Project Lead the Way (PLTW): Computer Science Principles empowers students to become creators, instead of merely consumers, of the technology all around them. The program engages students in collaborative projects that help them develop in-demand computer science knowledge as well as transportable skills like creative thinking and communication. Whether they’re creating an online art gallery or using automation to process and analyze DNA-sequence data, PLTW Computer Science Principles students are seeing how their learning connects to the real world.
PLTW: Computer Science Principles is a new course at SHS, taught by Sheila Mumford, that aims to develop computational thinking, generate excitement about career paths that utilize computing, and introduce professional tools that foster creativity and collaboration among students. Computer Science Principles helps students develop programming expertise and explore the workings of the Internet. Projects and problems throughout the year include: app development, visualization of data, cybersecurity, and simulation. 
A recent class project brought the kids’ experience in developing an online game using a program called Scratch. Students worked as a team where they had the opportunity to become consumers and creators. First, as consumers, each group articulated the kind of game and online experience they wanted developed.  Then, as creators, teams were assigned clients/projects from fellow classmates. Teams worked together to develop and program a game to meet their fellow classmates’ requirements.

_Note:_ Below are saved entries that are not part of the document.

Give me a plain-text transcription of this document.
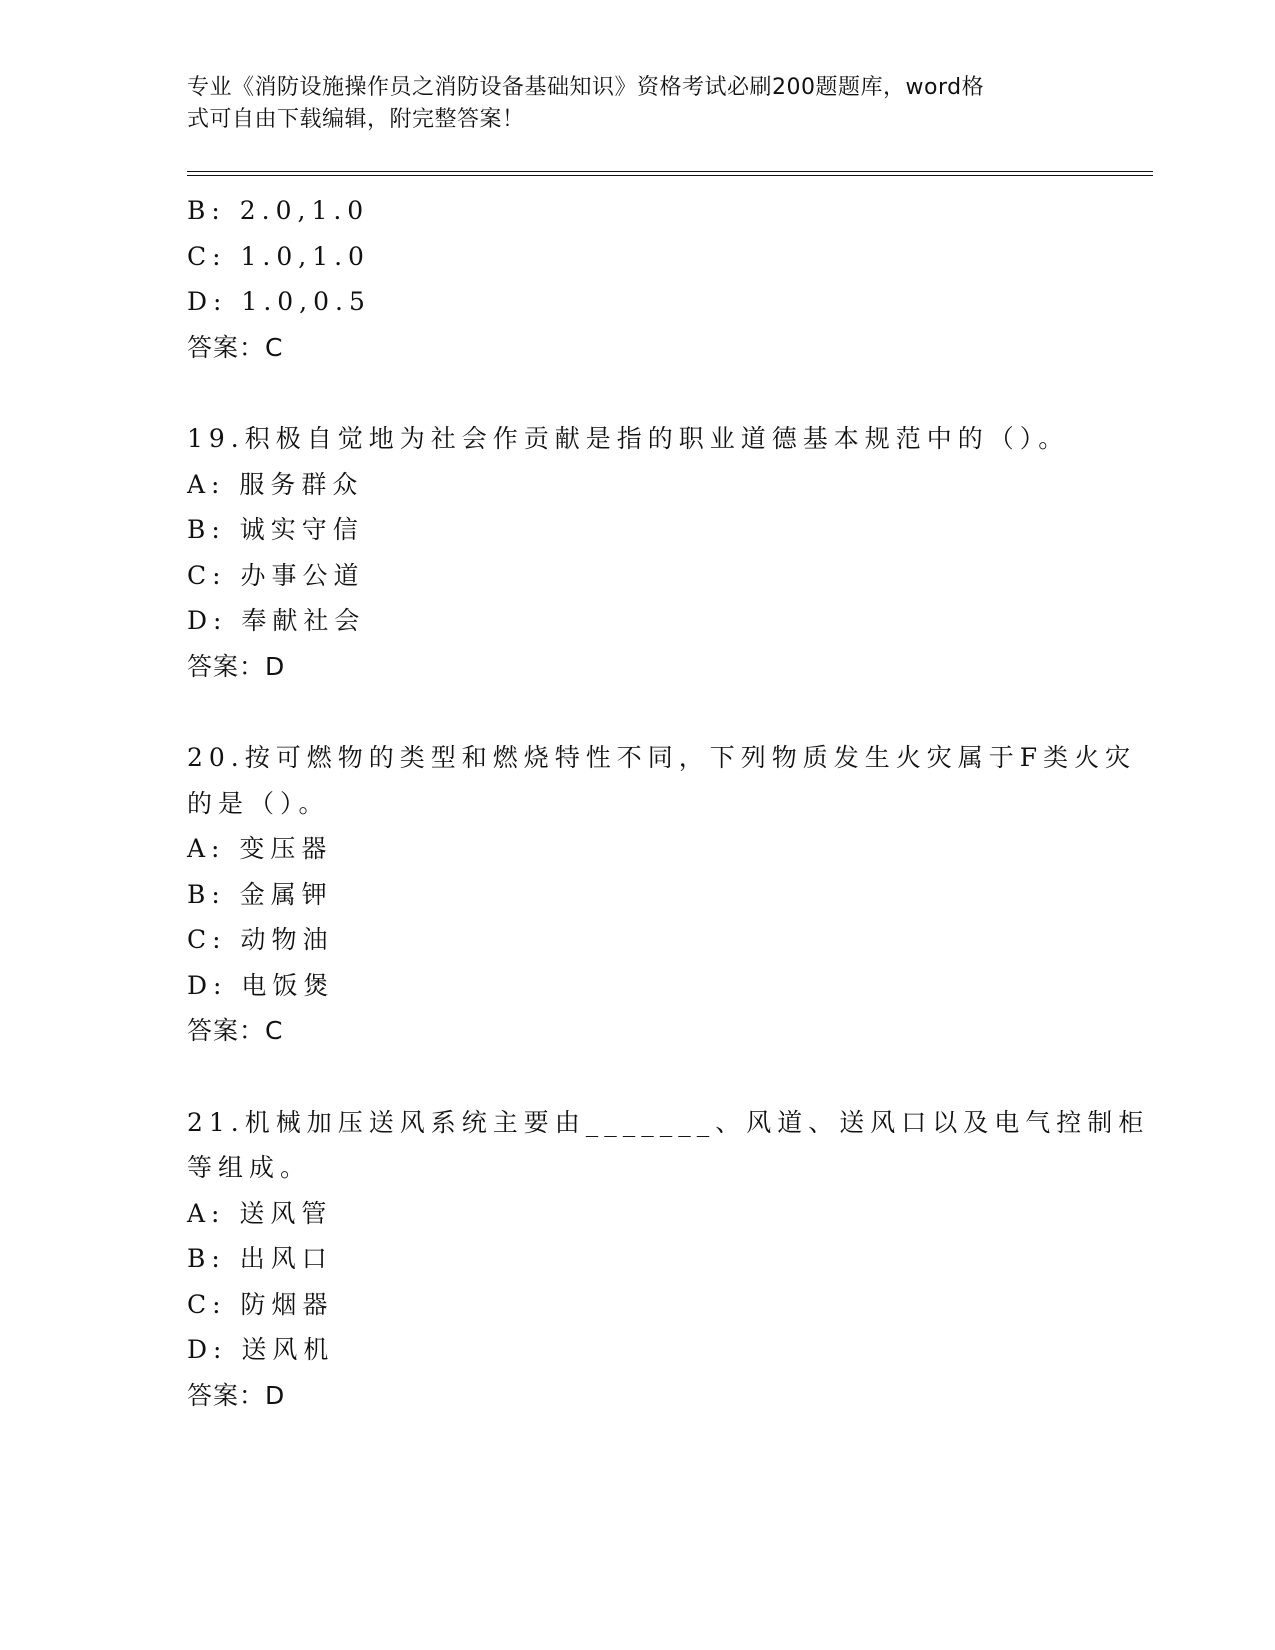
专业《消防设施操作员之消防设备基础知识》资格考试必刷200题题库，word格
式可自由下载编辑，附完整答案！
B: 2.0,1.0
C: 1.0,1.0
D: 1.0,0.5
答案：C
19.积极自觉地为社会作贡献是指的职业道德基本规范中的（）。
A: 服务群众
B: 诚实守信
C: 办事公道
D: 奉献社会
答案：D
20.按可燃物的类型和燃烧特性不同，下列物质发生火灾属于F类火灾
的是（）。
A: 变压器
B: 金属钾
C: 动物油
D: 电饭煲
答案：C
21.机械加压送风系统主要由_______、风道、送风口以及电气控制柜
等组成。
A: 送风管
B: 出风口
C: 防烟器
D: 送风机
答案：D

Junior Gavyn Halseth enjoyed the assignment. “It gave me a better understanding on how to work with people,” said Halseth.  “It was good practice in communicating--we had to be told what to do and tell what we did.”  After completion, each team presented to the class their final product. 
Sophomore Maverick Steinhoff likes the way this class is structured. “The class gives us the freedom to do things the way we want to,” said Steinhoff. “Instead of everyone in the class making the same game, we have the artistic freedom to create it. ” Steinhoff also enjoys working in groups. “If we think of a feature, there’s two of us to go at different angles to figure it out.” 
PLTW is recognized by the College Board as an endorsed provider of curriculum and professional development for AP Computer Science Principles (AP CSP).